Pastor Jamal Bryant Allegedly Fathered Son Out of Wedlock Last Summer
Popular leader of Northwest Baltimore's Empowerment Temple Church, the Rev. Jamal H. Bryant, is now the subject of growing online chatter after a woman brandishing the results of a DNA test, alleged the divorced preacher fathered a son she gave birth to last summer.
The Christian Post reached out to Bryant through his publicist, Nicole Kirby at Empowerment Temple Church, for this report on Tuesday but was told she was not in the building. She was also asked to comment via email on Tuesday morning, however, a response remains pending.
Latoya Shawntee Odom, a 34-year-old California woman, alleges in a salacious and exclusive report from Obnoxious Television that she engaged in a sexual relationship with Bryant which resulted in her getting pregnant. Bryant allegedly asked her to abort the pregnancy but she refused and gave birth last July to a boy named John Karston Bryant, according to official documents cited in the report.
Odom has not yet responded to a request for comment from CP.
The report highlights a paternity test carried out by LB Genetics and sent to Odom on August 12, 2015. LB Genetics is a DNA testing facility in California, specializing in paternity, family relationship, and human identification testing that is not only trusted U.S. federal courts but by the reality stars of the Kardashian family.
A representative from LB Genetics, who would only gave her name as Delores, said she could not discuss anything in the document due to privacy laws.

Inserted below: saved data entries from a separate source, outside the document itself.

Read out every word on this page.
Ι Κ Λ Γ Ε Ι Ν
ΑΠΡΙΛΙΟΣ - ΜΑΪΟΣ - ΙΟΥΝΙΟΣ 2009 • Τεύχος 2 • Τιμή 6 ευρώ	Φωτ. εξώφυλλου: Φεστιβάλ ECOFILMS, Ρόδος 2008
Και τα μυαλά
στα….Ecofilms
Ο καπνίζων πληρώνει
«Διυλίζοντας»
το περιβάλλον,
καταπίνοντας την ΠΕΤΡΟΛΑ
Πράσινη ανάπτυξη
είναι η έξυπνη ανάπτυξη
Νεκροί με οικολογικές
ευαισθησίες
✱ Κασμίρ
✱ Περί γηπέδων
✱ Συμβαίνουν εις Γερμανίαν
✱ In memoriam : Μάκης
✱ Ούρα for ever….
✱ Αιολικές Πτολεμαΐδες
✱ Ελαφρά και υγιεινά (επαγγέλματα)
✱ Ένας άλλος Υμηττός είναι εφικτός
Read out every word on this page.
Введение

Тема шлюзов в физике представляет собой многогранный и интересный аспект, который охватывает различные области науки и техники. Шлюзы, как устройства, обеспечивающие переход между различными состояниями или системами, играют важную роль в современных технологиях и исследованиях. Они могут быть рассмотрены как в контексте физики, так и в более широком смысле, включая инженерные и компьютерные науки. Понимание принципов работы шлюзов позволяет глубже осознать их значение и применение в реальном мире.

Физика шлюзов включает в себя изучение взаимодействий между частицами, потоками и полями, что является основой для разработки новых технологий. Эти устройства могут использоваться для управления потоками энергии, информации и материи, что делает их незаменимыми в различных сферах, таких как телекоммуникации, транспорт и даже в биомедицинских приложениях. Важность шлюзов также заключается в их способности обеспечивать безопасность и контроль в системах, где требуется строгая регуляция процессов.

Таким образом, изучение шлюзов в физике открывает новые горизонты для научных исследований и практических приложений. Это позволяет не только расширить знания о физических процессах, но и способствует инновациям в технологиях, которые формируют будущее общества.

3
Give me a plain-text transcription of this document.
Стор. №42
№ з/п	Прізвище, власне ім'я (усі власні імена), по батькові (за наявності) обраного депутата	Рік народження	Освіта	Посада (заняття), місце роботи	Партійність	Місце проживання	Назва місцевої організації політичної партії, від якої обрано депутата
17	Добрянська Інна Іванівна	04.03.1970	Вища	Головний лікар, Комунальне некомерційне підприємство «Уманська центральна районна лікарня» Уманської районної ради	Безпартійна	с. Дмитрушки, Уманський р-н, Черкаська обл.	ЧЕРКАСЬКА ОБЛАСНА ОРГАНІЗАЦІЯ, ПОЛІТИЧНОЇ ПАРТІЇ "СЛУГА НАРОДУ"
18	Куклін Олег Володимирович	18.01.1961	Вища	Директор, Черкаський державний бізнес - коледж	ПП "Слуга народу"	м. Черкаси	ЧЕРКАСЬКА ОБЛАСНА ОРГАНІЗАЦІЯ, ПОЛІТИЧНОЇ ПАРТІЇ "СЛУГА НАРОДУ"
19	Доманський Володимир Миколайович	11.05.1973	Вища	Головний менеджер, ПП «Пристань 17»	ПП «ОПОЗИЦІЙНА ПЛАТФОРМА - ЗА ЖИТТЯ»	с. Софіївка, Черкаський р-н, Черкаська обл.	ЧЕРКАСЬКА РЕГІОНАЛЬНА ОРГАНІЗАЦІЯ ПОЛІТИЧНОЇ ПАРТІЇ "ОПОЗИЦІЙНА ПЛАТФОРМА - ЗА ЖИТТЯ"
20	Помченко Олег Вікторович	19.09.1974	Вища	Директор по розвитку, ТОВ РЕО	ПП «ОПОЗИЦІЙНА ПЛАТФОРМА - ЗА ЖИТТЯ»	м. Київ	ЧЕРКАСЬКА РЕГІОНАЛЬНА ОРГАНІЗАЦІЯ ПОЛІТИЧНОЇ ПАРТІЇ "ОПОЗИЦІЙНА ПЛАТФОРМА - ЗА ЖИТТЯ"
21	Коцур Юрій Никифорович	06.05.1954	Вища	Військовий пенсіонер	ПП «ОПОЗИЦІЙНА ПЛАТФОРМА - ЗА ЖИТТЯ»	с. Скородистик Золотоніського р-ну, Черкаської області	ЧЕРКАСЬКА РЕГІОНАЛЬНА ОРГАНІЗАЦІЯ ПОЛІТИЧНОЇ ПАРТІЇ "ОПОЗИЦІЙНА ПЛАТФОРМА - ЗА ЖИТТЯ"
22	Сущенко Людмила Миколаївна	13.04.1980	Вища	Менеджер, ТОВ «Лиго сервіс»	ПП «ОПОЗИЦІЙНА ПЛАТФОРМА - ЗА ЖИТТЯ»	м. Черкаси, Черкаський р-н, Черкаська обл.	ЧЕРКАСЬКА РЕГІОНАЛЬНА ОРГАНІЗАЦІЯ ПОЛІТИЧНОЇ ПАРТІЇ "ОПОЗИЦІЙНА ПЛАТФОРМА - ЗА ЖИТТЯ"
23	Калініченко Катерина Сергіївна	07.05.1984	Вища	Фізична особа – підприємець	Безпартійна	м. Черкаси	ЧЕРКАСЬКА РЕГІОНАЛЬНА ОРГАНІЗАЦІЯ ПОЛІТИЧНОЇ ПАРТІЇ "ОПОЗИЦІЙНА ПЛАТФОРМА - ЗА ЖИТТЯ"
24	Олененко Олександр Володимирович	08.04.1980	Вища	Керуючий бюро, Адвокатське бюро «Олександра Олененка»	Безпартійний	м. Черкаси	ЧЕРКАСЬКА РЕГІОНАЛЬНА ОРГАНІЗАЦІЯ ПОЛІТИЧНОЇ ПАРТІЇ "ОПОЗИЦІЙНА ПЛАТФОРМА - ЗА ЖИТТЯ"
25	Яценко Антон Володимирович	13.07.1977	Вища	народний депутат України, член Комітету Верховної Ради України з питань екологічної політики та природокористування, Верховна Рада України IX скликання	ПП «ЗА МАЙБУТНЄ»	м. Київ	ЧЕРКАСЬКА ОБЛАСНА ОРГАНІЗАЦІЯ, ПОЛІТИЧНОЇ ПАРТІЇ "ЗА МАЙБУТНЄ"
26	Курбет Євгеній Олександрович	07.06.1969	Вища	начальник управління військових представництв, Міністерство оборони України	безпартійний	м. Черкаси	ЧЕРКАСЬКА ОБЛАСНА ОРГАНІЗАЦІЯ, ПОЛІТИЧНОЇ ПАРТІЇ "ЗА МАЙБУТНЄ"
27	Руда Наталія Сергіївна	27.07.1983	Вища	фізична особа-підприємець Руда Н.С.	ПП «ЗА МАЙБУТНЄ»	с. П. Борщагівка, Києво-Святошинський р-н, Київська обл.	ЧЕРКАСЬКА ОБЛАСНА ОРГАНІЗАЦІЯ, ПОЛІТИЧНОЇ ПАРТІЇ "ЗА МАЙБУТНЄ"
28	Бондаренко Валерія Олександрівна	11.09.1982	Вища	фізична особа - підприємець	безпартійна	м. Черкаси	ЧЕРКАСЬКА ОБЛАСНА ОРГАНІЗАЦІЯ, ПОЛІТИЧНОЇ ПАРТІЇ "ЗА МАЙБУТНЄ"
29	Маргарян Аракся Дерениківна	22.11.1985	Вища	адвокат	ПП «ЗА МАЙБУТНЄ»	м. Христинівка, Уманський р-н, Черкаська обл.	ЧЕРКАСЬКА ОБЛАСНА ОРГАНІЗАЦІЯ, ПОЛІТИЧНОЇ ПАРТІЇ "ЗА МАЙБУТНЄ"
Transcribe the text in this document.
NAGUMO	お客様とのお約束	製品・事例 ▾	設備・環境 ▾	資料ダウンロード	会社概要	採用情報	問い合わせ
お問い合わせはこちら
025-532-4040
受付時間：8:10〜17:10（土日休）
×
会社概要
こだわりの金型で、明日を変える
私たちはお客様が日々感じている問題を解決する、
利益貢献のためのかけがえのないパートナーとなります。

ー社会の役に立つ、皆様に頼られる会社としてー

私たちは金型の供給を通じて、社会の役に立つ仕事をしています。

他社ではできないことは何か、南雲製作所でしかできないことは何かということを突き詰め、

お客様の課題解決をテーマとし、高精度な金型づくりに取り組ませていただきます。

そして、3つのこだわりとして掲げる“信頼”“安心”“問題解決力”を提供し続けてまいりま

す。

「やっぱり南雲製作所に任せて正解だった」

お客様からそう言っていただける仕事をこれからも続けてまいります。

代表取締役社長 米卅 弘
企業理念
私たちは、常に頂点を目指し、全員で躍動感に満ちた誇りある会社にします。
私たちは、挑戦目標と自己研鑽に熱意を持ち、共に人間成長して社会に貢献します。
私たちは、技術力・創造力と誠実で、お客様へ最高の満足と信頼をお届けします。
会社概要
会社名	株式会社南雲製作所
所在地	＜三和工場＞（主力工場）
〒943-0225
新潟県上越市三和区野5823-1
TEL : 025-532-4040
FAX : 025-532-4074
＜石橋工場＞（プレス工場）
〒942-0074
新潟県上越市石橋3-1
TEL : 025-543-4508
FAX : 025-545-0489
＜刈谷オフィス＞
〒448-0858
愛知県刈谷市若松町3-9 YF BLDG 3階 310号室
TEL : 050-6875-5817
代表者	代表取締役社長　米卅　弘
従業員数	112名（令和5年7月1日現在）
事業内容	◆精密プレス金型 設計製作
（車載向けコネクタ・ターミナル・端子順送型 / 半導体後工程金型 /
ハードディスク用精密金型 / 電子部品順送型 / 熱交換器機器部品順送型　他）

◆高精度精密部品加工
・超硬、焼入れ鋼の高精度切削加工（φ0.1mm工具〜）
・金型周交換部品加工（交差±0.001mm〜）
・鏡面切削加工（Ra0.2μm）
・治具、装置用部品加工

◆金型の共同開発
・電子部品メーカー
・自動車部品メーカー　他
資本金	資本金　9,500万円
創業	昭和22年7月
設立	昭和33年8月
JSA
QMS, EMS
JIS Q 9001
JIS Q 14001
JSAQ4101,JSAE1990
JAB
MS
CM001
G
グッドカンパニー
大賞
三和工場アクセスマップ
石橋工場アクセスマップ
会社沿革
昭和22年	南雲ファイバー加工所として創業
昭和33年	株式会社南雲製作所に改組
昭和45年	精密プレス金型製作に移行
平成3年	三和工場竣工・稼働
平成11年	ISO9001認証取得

"I can't give you any information regarding testing or persons names because that's violation of privacy," she said.
She did confirm however that John Taddie, who sent the results to Odom, is the director of the facility. The tests results indicate that Jamal Harrison Bryant is 99.9999% John's father.
"The alleged father, Jamal Harrison Bryant, cannot be excluded as the biological father of the child, John Karston Bryant, since they share genetic markers….The probability of paternity is 99.9999%, as compared to an untested, unrelated man of the Black population," noted the test results signed by Karl-Hans Wurzinger and certified by notary public Oma Marquez Lopez.
Bryant, who was recently tapped to be one of four pastors expected to co-host a new faith-based talk show to be tested on FOX this summer called "The Preachers," is no stranger to sexual scandals.
Bryant and his now ex-wife, Gizelle, both filed for divorce from each other in 2008 according to the Baltimore Sun. At the time, Bryant sought a "limited divorce," while his wife has requested an "absolute divorce."
Gizelle accused Bryant in court papers of adultery, cruel treatment and "excessively vicious conduct" that caused "reasonable apprehension of bodily suffering so as to render cohabitation unsafe."
Bryant and his ex-wife have three children together while he fathered two other children before that marriage. One of those children, he only acknowledged after an issue over his child support payments erupted in a court battle.
Odom alleges in the Obnoxious Television report that Bryant has been inconsistent with monthy $1,100 child support payments.
"Jamal requested and paid for a paternity test and is in fact the father of his one and only son (that we know of). He also agreed to pay his standard $1,100 a month for child support that all of his children baby mamas get for rearing his children. The issue is, he is inconsistent in paying his child support and refuses to be a father figure to his only son while rallying Black Lives Matter Campaigns and speaking out against the injustices of Black Men," said the report.
In a 2013 interview with Roland Martin Reports, Bryant said if he hadn't divorced his wife he was "confident" he would have been unfaithful again. He said he believes he became a better person after the divorce.
"I think I became a better person post the divorce than I was in the marriage. This journey has really been a process. She and I still are great friends and on two, different paths of life and are still able to operate in a meaningful way for the sake of friendship and parenting, but it was a necessary evil for me," he said.
"And I say this, what I say to a lot of younger pastors: if I had not gone through the divorce, I'm confident I would've [done] it again. And so it was my Damascus road wake-up call that, you know, you are not 'Teflon Don'; that humanity can still touch you and can still impact you," he added.